Que ne faut-il pas faire pour arriver à obtenir de la MSA ce qu’elle vous doit ? Ce jeune agriculteur du Plateau sait de quoi il parle. En couple et père d’un enfant, l’ensemble de ses prestations sociales transite comme il se doit par la mutualité sociale agricole : sa prime d’activités, le RSA de sa conjointe, la Paje (prestation d’accueil du jeune enfant) et bien sûr tous les remboursements de ses dépenses de santé.
Le problème est que la MSA s’est fait une spécialité des retards de paiement, des clôtures intempestives de dossiers, des formulaires inadaptés et que tout cela ne fait qu’en rajouter à l’exaspération d’agriculteurs qui sont souvent dépendants d’aides agricoles (PAC, Mesures agri-environnementales MAE) qui, elles-mêmes, ne sont payées qu’avec plusieurs années de retard. Dans le cas présent, notre jeune agriculteur attend encore en 2020 des aides MAE de... 2017 ! « Il faut se démerder pour vivre sans argent pendant plusieurs mois » ironise-t-il. Il égrène les situations kafkaïennes auxquelles il a été confrontées : suite à un accident, la MSA l’a un jour décrété « guéri » alors que l’avis du chirurgien était contraire ; sa compagne est radiée sans raison du RSA, il reçoit un courrier de la MSA qui lui dit de ne pas tenir compte de ce courrier, que c’est une erreur... mais il est obligé d’appeler et de rappeler de nombreuses fois pour obtenir la réouverture de ses droits ; ses prestations s’arrêtent et reprennent alors que ses revenus n’ont pas changé ; et évidemment il ne tombe jamais sur la même personne à chacun de ses appels, ce qui oblige à tout réexpliquer sans garantie de ne pas devoir recommencer la semaine suivante avec un nouvel interlocuteur. « Il faut toujours quémander l’argent qui nous est dû et en plus, on subit une forme de culpabilisation comme si on était des assistés... » s’indigne-t-il, lui qui produit des tonnes de céréales et de viande chaque année et dont ses banquiers le félicitent pour la situation saine de son exploitation !

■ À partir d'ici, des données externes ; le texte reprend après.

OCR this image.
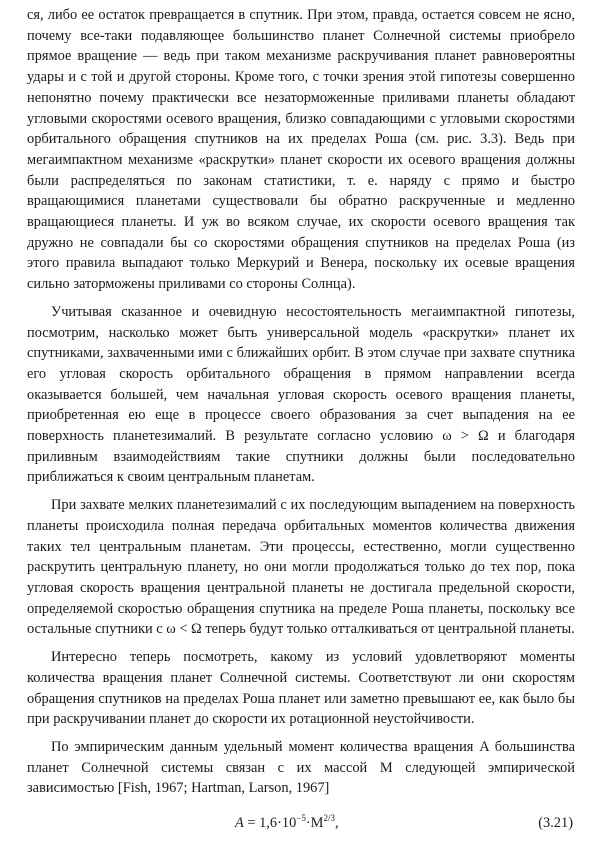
ся, либо ее остаток превращается в спутник. При этом, правда, остается совсем не ясно, почему все-таки подавляющее большинство планет Солнечной системы приобрело прямое вращение — ведь при таком механизме раскручивания планет равновероятны удары и с той и другой стороны. Кроме того, с точки зрения этой гипотезы совершенно непонятно почему практически все незаторможенные приливами планеты обладают угловыми скоростями осевого вращения, близко совпадающими с угловыми скоростями орбитального обращения спутников на их пределах Роша (см. рис. 3.3). Ведь при мегаимпактном механизме «раскрутки» планет скорости их осевого вращения должны были распределяться по законам статистики, т. е. наряду с прямо и быстро вращающимися планетами существовали бы обратно раскрученные и медленно вращающиеся планеты. И уж во всяком случае, их скорости осевого вращения так дружно не совпадали бы со скоростями обращения спутников на пределах Роша (из этого правила выпадают только Меркурий и Венера, поскольку их осевые вращения сильно заторможены приливами со стороны Солнца).

Учитывая сказанное и очевидную несостоятельность мегаимпактной гипотезы, посмотрим, насколько может быть универсальной модель «раскрутки» планет их спутниками, захваченными ими с ближайших орбит. В этом случае при захвате спутника его угловая скорость орбитального обращения в прямом направлении всегда оказывается большей, чем начальная угловая скорость осевого вращения планеты, приобретенная ею еще в процессе своего образования за счет выпадения на ее поверхность планетезималий. В результате согласно условию ω > Ω и благодаря приливным взаимодействиям такие спутники должны были последовательно приближаться к своим центральным планетам.

При захвате мелких планетезималий с их последующим выпадением на поверхность планеты происходила полная передача орбитальных моментов количества движения таких тел центральным планетам. Эти процессы, естественно, могли существенно раскрутить центральную планету, но они могли продолжаться только до тех пор, пока угловая скорость вращения центральной планеты не достигала предельной скорости, определяемой скоростью обращения спутника на пределе Роша планеты, поскольку все остальные спутники с ω < Ω теперь будут только отталкиваться от центральной планеты.

Интересно теперь посмотреть, какому из условий удовлетворяют моменты количества вращения планет Солнечной системы. Соответствуют ли они скоростям обращения спутников на пределах Роша планет или заметно превышают ее, как было бы при раскручивании планет до скорости их ротационной неустойчивости.

По эмпирическим данным удельный момент количества вращения A большинства планет Солнечной системы связан с их массой M следующей эмпирической зависимостью [Fish, 1967; Hartman, Larson, 1967]

$A = 1,6\cdot 10^{-5}\cdot M^{2/3}$,	(3.21)
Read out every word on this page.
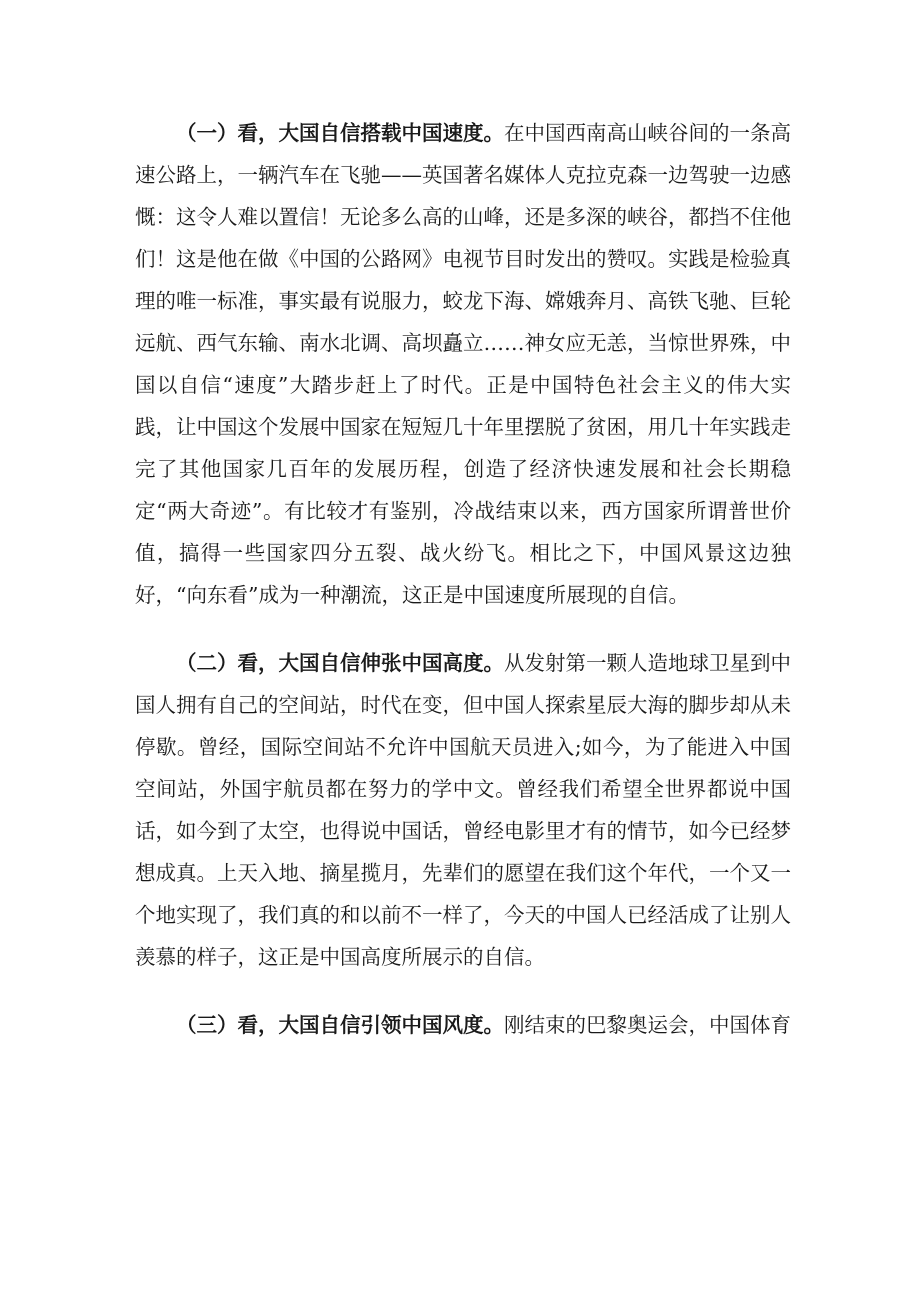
（一）看，大国自信搭载中国速度。在中国西南高山峡谷间的一条高速公路上，一辆汽车在飞驰——英国著名媒体人克拉克森一边驾驶一边感慨：这令人难以置信！无论多么高的山峰，还是多深的峡谷，都挡不住他们！这是他在做《中国的公路网》电视节目时发出的赞叹。实践是检验真理的唯一标准，事实最有说服力，蛟龙下海、嫦娥奔月、高铁飞驰、巨轮远航、西气东输、南水北调、高坝矗立……神女应无恙，当惊世界殊，中国以自信“速度”大踏步赶上了时代。正是中国特色社会主义的伟大实践，让中国这个发展中国家在短短几十年里摆脱了贫困，用几十年实践走完了其他国家几百年的发展历程，创造了经济快速发展和社会长期稳定“两大奇迹”。有比较才有鉴别，冷战结束以来，西方国家所谓普世价值，搞得一些国家四分五裂、战火纷飞。相比之下，中国风景这边独好，“向东看”成为一种潮流，这正是中国速度所展现的自信。

（二）看，大国自信伸张中国高度。从发射第一颗人造地球卫星到中国人拥有自己的空间站，时代在变，但中国人探索星辰大海的脚步却从未停歇。曾经，国际空间站不允许中国航天员进入;如今，为了能进入中国空间站，外国宇航员都在努力的学中文。曾经我们希望全世界都说中国话，如今到了太空，也得说中国话，曾经电影里才有的情节，如今已经梦想成真。上天入地、摘星揽月，先辈们的愿望在我们这个年代，一个又一个地实现了，我们真的和以前不一样了，今天的中国人已经活成了让别人羡慕的样子，这正是中国高度所展示的自信。

（三）看，大国自信引领中国风度。刚结束的巴黎奥运会，中国体育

Des prestations de septembre à décembre 2018, toujours non versées au milieu de 2019 malgré plusieurs appels et relances, le poussent à jouer le grand jeu : « J’suis au bout du rouleau, je vais me suicider, c’est pas possible... » Le versement tant attendu est alors aussitôt viré !
Rebelote fin 2019. Cette fois ce sont 9 mois de paiements qui sont en attente qui, cumulés, avoisinent les 6 000 euros ! Après moult coups de téléphone infructueux, il est obligé de menacer à nouveau : « Très bien, demain je viens devant le siège de la MSA et je m’immole par le feu ! » Le lendemain, les 6 000 euros sont virés sur son compte !

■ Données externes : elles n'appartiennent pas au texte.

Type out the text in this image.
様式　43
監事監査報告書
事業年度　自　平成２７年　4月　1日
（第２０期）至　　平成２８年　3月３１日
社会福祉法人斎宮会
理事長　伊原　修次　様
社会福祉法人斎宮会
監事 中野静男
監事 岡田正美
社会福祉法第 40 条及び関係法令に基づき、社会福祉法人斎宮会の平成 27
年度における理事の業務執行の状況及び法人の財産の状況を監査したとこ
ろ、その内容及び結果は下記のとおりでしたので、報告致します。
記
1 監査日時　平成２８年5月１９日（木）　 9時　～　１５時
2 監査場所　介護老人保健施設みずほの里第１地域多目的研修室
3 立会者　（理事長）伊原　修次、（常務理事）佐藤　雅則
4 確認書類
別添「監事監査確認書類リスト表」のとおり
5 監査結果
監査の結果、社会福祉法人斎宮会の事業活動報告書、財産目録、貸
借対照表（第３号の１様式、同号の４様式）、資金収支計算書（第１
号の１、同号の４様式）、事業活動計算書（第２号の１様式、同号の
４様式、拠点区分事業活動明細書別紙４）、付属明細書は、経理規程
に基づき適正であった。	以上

Parmi les interlocuteurs qu’il réussit à avoir, il tombe un jour sur une opératrice qui lui explique que son cas est loin d’être isolé : « Mes parents sont agriculteurs et ma sœur est agricultrice, alors je connais bien la situation et je suis bien d’accord avec vous ! » N’empêche les demandes traînent toujours : un mail est traité en 4 à 6 semaines, il faut 15 jours de délai pour un courrier, mais il manque un document, ce n’est pas le bon, il faut le renvoyer, et quand au final le dossier est complet, il y a un papier qui n’est plus à jour et il faut recommencer !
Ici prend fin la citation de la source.